Soğuk depolama, aktif olarak anında ve düzenli olarak kullanılmayan ve bu nedenle arşivlenen veriler için idealdir. Şu anda en güçlü büyümeyi kaydeden veri depolama segmenti olması boşuna değil: 2025 yılına kadar dijital verilerin %60 ila %80’i gerçekten arşivlenebilir. Ayrıca, bu yöntem birincil depolamadan çok daha ucuzdur.

Soğuk depo arşivleri genellikle manyetik bantlarda veya sabit disklerde depolanır. Bu ortamlar genellikle daha ucuzdur, daha büyük kapasiteler sunar ve flash bellek depolama aygıtlarından (katı hal sürücüler gibi) daha uzun raf ömrü sunar. Soğuk depolamanın iyi bir çözüm olup olmadığını bilmek için şirketler, bu verilere ne sıklıkta ve hangi zaman diliminde erişmeleri gerektiğini kendilerine sormalıdır.

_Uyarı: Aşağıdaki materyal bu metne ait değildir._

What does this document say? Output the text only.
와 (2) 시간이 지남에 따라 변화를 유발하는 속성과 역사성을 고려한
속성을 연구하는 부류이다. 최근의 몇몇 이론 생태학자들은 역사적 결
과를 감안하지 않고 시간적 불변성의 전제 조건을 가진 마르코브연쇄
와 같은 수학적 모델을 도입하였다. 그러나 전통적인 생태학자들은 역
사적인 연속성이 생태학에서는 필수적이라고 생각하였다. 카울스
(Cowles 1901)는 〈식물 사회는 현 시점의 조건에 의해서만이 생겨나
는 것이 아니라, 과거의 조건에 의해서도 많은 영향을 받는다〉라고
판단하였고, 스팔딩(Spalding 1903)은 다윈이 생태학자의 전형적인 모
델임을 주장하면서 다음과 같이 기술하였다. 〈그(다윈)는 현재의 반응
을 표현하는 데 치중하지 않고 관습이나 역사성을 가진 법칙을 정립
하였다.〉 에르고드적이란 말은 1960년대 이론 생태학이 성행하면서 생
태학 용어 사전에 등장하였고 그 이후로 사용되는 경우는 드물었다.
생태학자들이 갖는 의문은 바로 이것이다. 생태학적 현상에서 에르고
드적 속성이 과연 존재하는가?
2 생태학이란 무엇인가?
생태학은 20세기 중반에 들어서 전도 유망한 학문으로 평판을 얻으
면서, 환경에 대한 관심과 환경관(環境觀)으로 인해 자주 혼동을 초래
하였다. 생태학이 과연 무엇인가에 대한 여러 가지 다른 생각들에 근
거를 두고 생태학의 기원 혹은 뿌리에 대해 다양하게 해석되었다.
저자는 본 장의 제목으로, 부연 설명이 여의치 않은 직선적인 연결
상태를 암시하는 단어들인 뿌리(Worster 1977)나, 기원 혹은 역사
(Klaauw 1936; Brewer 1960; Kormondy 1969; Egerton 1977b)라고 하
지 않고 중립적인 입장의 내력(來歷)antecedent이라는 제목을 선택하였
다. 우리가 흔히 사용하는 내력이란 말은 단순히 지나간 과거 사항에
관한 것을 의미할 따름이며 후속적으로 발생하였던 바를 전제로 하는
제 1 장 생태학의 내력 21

Bugün, yeni nesil sabit diskler, soğuk depolamanın yıldızları arasındadır. Arşivlere erişimi hızlandırırlar ve daha da iyisi, toplam sahip olma maliyetini büyük ölçüde azaltırlar. Artan yüzey yoğunluğu, mekanik çalışma ve kullanılan malzemeler açısından yenilikler: Bütün bunlar ondan yararlanmanızı sağlar. Ancak veri depolama mimarisi, sürekli bir hızda optimizasyonlardan da yararlanıyor.

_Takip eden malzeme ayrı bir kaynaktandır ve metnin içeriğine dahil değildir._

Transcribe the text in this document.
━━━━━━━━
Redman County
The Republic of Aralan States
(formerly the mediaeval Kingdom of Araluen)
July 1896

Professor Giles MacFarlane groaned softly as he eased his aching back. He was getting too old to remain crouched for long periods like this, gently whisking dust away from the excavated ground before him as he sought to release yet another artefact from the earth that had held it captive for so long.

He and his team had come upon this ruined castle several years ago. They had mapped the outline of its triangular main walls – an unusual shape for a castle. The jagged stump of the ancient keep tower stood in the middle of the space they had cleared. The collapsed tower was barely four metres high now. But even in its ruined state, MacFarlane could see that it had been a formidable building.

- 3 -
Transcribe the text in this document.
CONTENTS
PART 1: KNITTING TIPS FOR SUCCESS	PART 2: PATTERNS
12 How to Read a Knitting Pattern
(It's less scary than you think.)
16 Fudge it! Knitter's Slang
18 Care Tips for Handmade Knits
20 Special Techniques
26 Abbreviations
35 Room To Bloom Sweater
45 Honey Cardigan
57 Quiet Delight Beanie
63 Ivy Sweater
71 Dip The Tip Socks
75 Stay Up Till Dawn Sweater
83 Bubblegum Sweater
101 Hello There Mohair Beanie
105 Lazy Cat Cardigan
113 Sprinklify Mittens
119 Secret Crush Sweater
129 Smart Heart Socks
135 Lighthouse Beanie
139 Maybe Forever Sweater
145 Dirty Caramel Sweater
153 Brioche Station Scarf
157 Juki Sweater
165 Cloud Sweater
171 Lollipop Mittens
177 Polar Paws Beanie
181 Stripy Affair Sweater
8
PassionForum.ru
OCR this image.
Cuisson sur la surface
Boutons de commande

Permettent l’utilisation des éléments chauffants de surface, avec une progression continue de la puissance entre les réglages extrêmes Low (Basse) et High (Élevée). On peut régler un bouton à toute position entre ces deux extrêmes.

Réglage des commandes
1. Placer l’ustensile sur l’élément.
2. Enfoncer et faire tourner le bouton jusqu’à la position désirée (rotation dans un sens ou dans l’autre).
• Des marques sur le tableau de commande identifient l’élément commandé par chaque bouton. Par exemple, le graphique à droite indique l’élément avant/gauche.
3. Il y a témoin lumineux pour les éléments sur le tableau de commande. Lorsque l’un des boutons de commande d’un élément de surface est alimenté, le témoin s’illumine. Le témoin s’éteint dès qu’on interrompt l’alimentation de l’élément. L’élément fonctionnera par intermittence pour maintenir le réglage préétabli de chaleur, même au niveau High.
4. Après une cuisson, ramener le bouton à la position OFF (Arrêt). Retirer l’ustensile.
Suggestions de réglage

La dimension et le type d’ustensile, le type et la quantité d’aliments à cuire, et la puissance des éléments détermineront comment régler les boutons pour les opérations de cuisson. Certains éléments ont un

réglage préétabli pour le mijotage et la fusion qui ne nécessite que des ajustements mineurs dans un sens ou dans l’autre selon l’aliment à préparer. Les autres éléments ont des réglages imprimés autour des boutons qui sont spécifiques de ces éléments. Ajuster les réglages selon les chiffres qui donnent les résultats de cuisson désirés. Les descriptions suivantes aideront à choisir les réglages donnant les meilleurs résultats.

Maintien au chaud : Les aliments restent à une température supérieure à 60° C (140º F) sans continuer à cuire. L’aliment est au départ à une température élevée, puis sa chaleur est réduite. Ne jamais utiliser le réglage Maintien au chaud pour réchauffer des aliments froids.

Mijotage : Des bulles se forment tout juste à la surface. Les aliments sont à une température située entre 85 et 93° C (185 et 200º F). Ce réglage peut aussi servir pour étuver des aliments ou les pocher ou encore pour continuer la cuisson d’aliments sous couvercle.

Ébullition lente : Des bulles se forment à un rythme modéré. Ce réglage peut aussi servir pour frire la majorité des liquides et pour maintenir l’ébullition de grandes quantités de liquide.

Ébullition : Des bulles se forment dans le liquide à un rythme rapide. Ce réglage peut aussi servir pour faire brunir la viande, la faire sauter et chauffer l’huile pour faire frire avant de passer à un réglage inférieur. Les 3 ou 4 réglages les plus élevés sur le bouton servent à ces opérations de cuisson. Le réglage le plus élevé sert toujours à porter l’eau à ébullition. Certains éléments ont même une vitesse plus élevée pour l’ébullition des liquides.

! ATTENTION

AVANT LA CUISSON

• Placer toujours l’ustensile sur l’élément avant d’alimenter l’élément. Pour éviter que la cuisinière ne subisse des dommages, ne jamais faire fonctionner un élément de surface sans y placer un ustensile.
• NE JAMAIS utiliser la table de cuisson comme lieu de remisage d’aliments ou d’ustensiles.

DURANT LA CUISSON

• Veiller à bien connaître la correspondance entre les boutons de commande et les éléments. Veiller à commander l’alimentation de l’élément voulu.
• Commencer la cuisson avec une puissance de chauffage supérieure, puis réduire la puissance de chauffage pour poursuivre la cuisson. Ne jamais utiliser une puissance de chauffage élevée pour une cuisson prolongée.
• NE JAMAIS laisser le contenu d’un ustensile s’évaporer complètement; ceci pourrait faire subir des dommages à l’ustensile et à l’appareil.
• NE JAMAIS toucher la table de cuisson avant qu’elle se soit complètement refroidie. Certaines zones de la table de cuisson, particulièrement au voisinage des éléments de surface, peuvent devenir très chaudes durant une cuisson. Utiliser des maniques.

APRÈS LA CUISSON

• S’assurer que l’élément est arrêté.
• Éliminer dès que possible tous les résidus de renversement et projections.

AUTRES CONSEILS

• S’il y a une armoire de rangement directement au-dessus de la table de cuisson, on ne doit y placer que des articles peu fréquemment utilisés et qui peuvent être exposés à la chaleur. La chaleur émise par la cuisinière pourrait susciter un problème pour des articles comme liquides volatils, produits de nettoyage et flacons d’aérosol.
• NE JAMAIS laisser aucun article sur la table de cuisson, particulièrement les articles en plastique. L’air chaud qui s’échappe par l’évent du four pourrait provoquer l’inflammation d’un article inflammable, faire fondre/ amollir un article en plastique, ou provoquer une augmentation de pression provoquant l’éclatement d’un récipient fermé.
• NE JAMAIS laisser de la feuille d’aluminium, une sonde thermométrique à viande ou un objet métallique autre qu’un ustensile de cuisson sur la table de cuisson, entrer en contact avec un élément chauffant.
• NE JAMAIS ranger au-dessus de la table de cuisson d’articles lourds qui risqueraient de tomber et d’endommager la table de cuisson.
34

Çok uzun süreli (100 yıl ve üzeri) arşivleme konusunda yeni çözümlere ve yeniliklere ihtiyaç vardır.

DNA’nın moleküler yapısına dayanan DNA depolama, özellikle umut vericidir. Bilim kurgu gibi görünmekten uzak, bugün mümkün kılınan bu teknoloji, veri depolamanın geleceği üzerinde büyük bir etkiye sahip olabilir. Bu fikir birkaç on yıl önce doğmuş olmasına rağmen, son yıllarda genetik mühendisliği ve dizileme alanındaki muazzam gelişmeler DNA depolamanın yolunu açmıştır.

DNA molekülleri, dört element içeren bir nükleotit zincirinden oluşur: adenin, timin, guanin ve sitozin (ATGC). Veri depolama için, yalnızca bilgiyi içeren ikili kodun bir ATGC dizisinde kodlanması gerekir. Daha sonra bu şablondan yapay DNA oluşturulur, bu daha sonra sıralanabilir ve daha sonra geri çevrilebilir. (Elektro)manyetik veya optik sistemler yerine, DNA depolama, verileri depolamak için kimyayı kullanır.

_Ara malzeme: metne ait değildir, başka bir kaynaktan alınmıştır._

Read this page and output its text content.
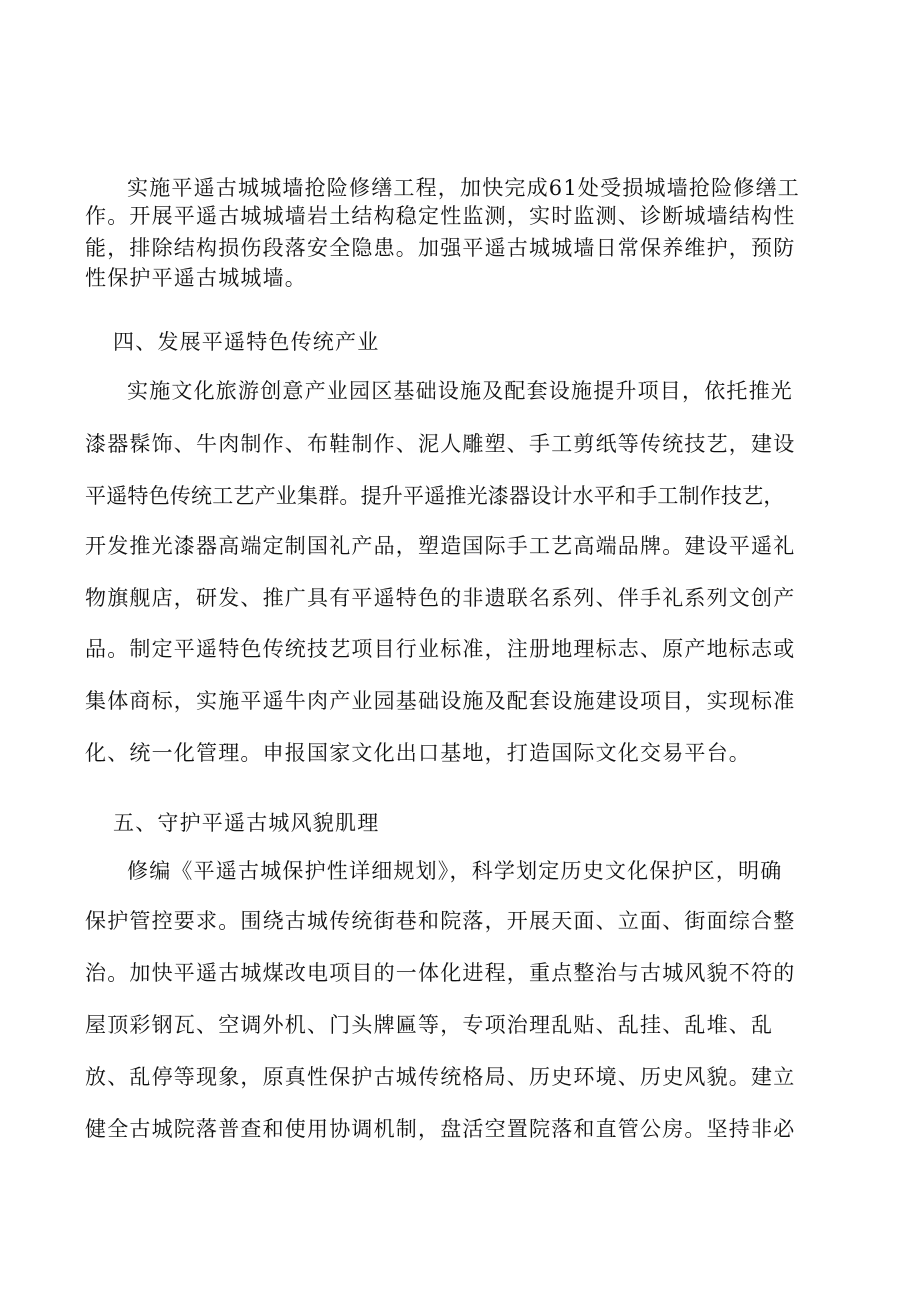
实施平遥古城城墙抢险修缮工程，加快完成61处受损城墙抢险修缮工
作。开展平遥古城城墙岩土结构稳定性监测，实时监测、诊断城墙结构性
能，排除结构损伤段落安全隐患。加强平遥古城城墙日常保养维护，预防
性保护平遥古城城墙。
四、发展平遥特色传统产业
实施文化旅游创意产业园区基础设施及配套设施提升项目，依托推光
漆器髹饰、牛肉制作、布鞋制作、泥人雕塑、手工剪纸等传统技艺，建设
平遥特色传统工艺产业集群。提升平遥推光漆器设计水平和手工制作技艺，
开发推光漆器高端定制国礼产品，塑造国际手工艺高端品牌。建设平遥礼
物旗舰店，研发、推广具有平遥特色的非遗联名系列、伴手礼系列文创产
品。制定平遥特色传统技艺项目行业标准，注册地理标志、原产地标志或
集体商标，实施平遥牛肉产业园基础设施及配套设施建设项目，实现标准
化、统一化管理。申报国家文化出口基地，打造国际文化交易平台。
五、守护平遥古城风貌肌理
修编《平遥古城保护性详细规划》，科学划定历史文化保护区，明确
保护管控要求。围绕古城传统街巷和院落，开展天面、立面、街面综合整
治。加快平遥古城煤改电项目的一体化进程，重点整治与古城风貌不符的
屋顶彩钢瓦、空调外机、门头牌匾等，专项治理乱贴、乱挂、乱堆、乱
放、乱停等现象，原真性保护古城传统格局、历史环境、历史风貌。建立
健全古城院落普查和使用协调机制，盘活空置院落和直管公房。坚持非必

Dijital medyanın birkaç on yıllık bir raf ömrü varken, DNA tabanlı arşivlerin raf ömrü birkaç bin yıldır. DNA sabit kaldığı için, veriler eskimiş formatlarla veya uzak gelecekte bile bulunamayan sürücülerle ilgili sorunlardan etkilenmeden mükemmel bir şekilde okunabilir kalacaktır.

DNA depolama, yoğunluk açısından da rakipsizdir. Örneğin, küçük bir küre (sentetik DNA, nemden korumak için silika kapsüllerde saklanır), örneğin milyarlarca gigabayt veri tutabilir. Bu, çoğu modern manyetik bandın kapasitesini 100.000 mertebesinde bir çarpanla aşıyor.

DNA veri depolamasının tüm potansiyelini ortaya çıkarmak için Western Digital, Twist Bioscience, Illumina ve Microsoft birlikte, o zamandan beri diğer saygın şirketlerin katıldığı DNA Veri Depolama Birliği’ni oluşturdu. Twist Bioscience, iki yıl önce bir Netflix dizisinin ilk bölümünün tamamını DNA’da saklayarak bu teknolojinin etkinliğini kanıtladı…

Önümüzdeki yıllarda bu alandaki ilerlemeyi görmek için bağlantıda kalalım!